Neither Scott nor I slept. I don't think it even occured to us. We arrived in Oshkosh around 6:30 or 7:00 am. I suppose we had stopped for breakfast. Who wouldn't? We parked, marched to the gates and discovered that they opened at 8:00 am. An hour to wait, I laid down on the sidewalk, pretty much first-in-line, and fell asleep. The three of us swaggered through the gates right at 8:00. In those days, a visitor with an FAA certificate could pay a small extra fee (was it ten dollars?) and get up-close access to the flight line. A student pilot's license counted and I had one. Scott, was already a real deal pilot. Ordinary men, women, and children were kept back from the display aircraft and I hope I found no extra satisfaction from the policy. That peculiar restriction was abandoned long ago and AirVenture is better for it.
Our hitchhiker went off on his own. Scott and I stuck together most of the day. I remember walking through a crowd, mid-day, and noticing an older gentleman lying next to a building in the shade; sleeping. We knew that he'd not gotten a lot of sleep in the cramped backseat of the Saab. With the tens of thousands in our coterie, we let him be.

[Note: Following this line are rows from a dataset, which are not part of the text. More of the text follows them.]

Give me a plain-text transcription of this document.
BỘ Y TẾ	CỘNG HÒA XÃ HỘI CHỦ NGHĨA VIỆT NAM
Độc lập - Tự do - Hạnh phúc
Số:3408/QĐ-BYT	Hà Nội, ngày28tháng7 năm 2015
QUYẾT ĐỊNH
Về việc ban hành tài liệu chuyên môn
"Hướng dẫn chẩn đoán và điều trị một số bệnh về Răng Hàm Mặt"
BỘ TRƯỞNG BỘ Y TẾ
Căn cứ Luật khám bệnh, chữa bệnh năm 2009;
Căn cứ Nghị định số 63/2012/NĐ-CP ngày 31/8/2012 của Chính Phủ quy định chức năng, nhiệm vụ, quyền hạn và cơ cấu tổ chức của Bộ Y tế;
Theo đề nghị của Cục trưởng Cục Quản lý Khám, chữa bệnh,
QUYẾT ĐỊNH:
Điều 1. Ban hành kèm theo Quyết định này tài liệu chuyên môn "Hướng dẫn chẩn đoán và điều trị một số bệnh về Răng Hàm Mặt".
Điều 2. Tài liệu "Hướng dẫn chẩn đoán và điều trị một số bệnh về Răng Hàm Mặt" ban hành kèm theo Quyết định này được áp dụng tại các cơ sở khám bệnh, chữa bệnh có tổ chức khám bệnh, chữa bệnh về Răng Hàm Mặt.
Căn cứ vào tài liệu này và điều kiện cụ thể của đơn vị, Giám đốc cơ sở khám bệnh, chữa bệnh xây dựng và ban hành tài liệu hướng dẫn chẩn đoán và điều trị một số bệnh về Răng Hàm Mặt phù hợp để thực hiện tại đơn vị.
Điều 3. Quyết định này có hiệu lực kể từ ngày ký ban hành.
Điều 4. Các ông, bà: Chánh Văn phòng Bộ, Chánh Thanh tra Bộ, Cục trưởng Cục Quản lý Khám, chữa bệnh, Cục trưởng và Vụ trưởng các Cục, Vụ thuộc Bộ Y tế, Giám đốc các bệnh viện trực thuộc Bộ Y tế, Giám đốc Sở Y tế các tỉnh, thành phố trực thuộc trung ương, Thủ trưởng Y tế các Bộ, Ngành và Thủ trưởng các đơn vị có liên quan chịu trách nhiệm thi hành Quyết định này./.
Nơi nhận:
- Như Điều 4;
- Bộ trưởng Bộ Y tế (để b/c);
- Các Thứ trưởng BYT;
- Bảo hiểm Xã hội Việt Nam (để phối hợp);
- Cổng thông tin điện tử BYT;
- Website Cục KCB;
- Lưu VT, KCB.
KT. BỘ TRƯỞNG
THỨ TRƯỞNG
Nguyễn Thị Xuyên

How to describe Oshkosh to someone who has not been there? Go there. It is aviation overload. It is gloriously too much to take in. Like Templeton at the Fair, like Imelda Marcos at Miu Miu, is AirVenture to a pilot. No amount of stamina, drive, or vitality will sustain you to the end. You look until you just can't care anymore.
I trust the hundreds of airplanes we looked at, were a fair representation of the hundreds we did not get to. Panels, and experts, and heros, and legends, along with vendors, and hawkers, and entertainers were always at our elbows. The mid-day airshow was as good as any anywhere. I probably ate lunch and dinner. You'd need to, just to keep moving. At the end of the day we settled in at the Theater in the Woods to listen to flyers talk about flying. Around midnight, they projected The Dawn Patrol onto a screen. By then, I was the last of the trio standing. My two crewmen had retired to the car. Having sensible forced on us by exhaustion, we'd abandoned the idea of driving back that night.
The old man (I promise you he felt like one at this point) claimed the back seat. Scott slept in the grass, where I recall he had quite a battle with mosquitoes. I sat upright behind the steering wheel. I couldn't make lying across the bucket seats easy, and I was too tired to work at it.
We drove home Sunday morning. A great trip.
I have no photos from that trip but I do have a picture of Scott and me at AirVenture 2014. Same two guys thirty-four years later. More rested. I hope more sensible. I promise better fed. Middle age seems more generous than accurate but I see no reason not to show Scott the consideration I would show a stranger, and how am I to prevent my benefiting by association?